Despite that slowdown, Boeing still hasn’t filled all the delivery positions on the current 777. However, while Muilenburg conceded that “we still have more work to do to fill the remaining 777 production slots” in 2019 and 2020, he doesn’t foresee a need to lower the production rate further.
And Muilenburg offered assurance that this outlook won’t be affected if politics prevents Iran from taking the 15 Boeing 777s it has ordered.
He said that 777 deliveries planned for Iran this year “have been deferred in line with the U.S. government process.”
“The (777) production plan we have in place is not dependent on the Iranian order,” Muilenburg said.
Air-cargo market recovery
Most encouraging is the news of the 767 rate increase from 2.5 to 3 jets per month beginning in 2020.
The continued commercial demand for the 767 is entirely in the freighter market, where Boeing currently enjoys a monopoly in mid-size and large cargo aircraft with its 767, 777 and 747 freighter jets.
Airbus focuses on passenger planes almost exclusively and offers no competition for any of those Boeing planes.
After years of stagnation following the global financial crisis of 2008, the airfreight market finally grew last year at a strong rate of 9 percent and is continuing to boom this year with a growth rate of 7.7 percent through February.
FedEx currently has 56 unfilled orders for the freighter version of the 767, UPS has four and another unidentified customer has three.
The growth of e-commerce is a big factor in the surging air-cargo market, and Amazon is another potential 767 customer.
The tech giant’s Prime Air unit already has a fleet of 40 used 767s but has been negotiating with Boeing about a potential large order of new freighters.
Bainbridge Island-based aviation analyst Scott Hamilton said Wednesday Boeing’s rate hike “portends potentially big orders and this rate increase may be only the first to come.”
Muilenburg was equally bullish about the company’s military aircraft.
In particular, sales of Boeing’s F-15 Eagle jet fighter, which first flew in the 1970s, and its F/A-18 Super Hornet, which first flew in 1995, have continued longer than anyone anticipated.

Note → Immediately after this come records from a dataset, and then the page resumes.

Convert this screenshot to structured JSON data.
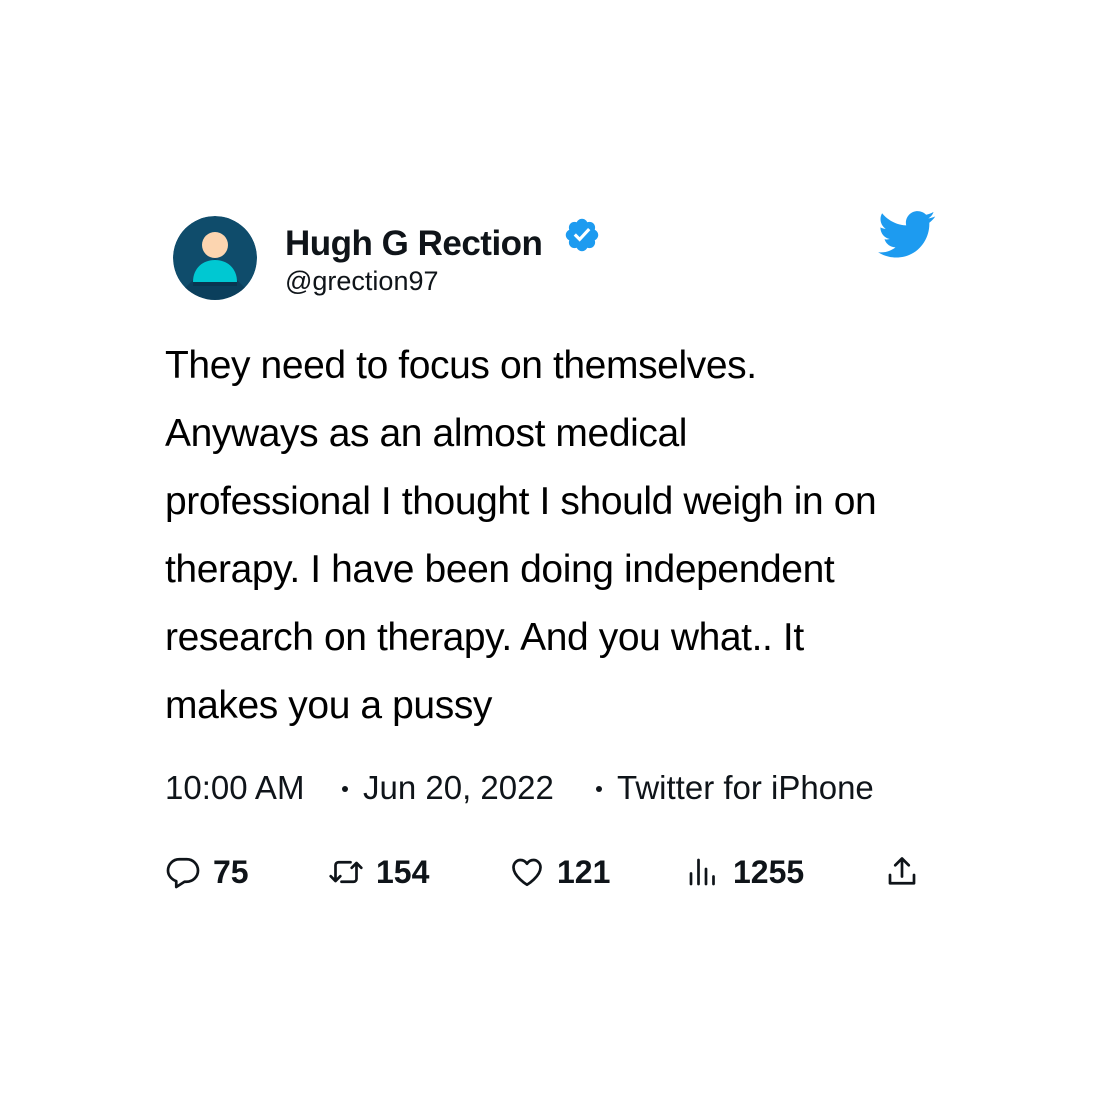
{
  "author": {
    "display_name": "Hugh G Rection",
    "handle": "@grection97",
    "verified_icon": "verified-badge-icon",
    "avatar_icon": "default-avatar-icon"
  },
  "platform_icon": "twitter-bird-icon",
  "tweet": {
    "lines": [
      "They need to focus on themselves.",
      "Anyways as an almost medical",
      "professional I thought I should weigh in on",
      "therapy. I have been doing independent",
      "research on therapy. And you what.. It",
      "makes you a pussy"
    ]
  },
  "meta": {
    "time": "10:00 AM",
    "date": "Jun 20, 2022",
    "source": "Twitter for iPhone"
  },
  "actions": {
    "replies": "75",
    "retweets": "154",
    "likes": "121",
    "views": "1255"
  },
  "colors": {
    "twitter_blue": "#1d9bf0",
    "text": "#0f1419",
    "avatar_bg": "#0f4c6b",
    "avatar_body": "#00c8d2",
    "avatar_skin": "#fcd5b0"
  }
}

In 2017, Qatar ordered up to 36 F-15s. Last quarter, Kuwait bought 28 F/A-18s.
And in the Pentagon’s latest five-year future defense plan, the Navy has requested 110 new F/A-18s.
“We can now see both the F/A-18 and F-15 production lines (in St. Louis) extending far into the next decade,” he said.
Boeing stock closed $13.80, or nearly 4.2 percent, higher Wednesday on the strength of the first-quarter earnings report, in which Boeing raised its projection for 2018 profits by 3 percent.
The news overcame recent market jitters caused by the trade-war fears and by separate engine problems that have grounded some 787s and required inspections of many 737s.
Beating Wall Street analysts’ expectations, Boeing’s profit in the first quarter rose 30 percent to $2.9 billion, or $4.15 per share, on revenue of $23.4 billion. That’s up from $2.2 billion, or $2.54 per share, on revenue of $22 billion a year earlier.
The planemaker delivered 184 commercial jets in the quarter, up from 169 a year ago.
The company reported solid profit margins — 11 percent in the commercial-airplane unit and 11.3 percent in the defense division. Boeing raised its guidance on the commercial side’s profit margins to 11.5 percent for the year.
After the strong quarterly performance, Boeing raised its guidance for 2018 earnings per share by 50 cents to between $16.40 and $16.60 per share.
Muilenburg offered no new detail Wednesday on plans to launch Boeing’s next new airplane, referred to as the New Mid-market Airplane (or NMA).
He said only that studies continue and a decision will come “over the next year.”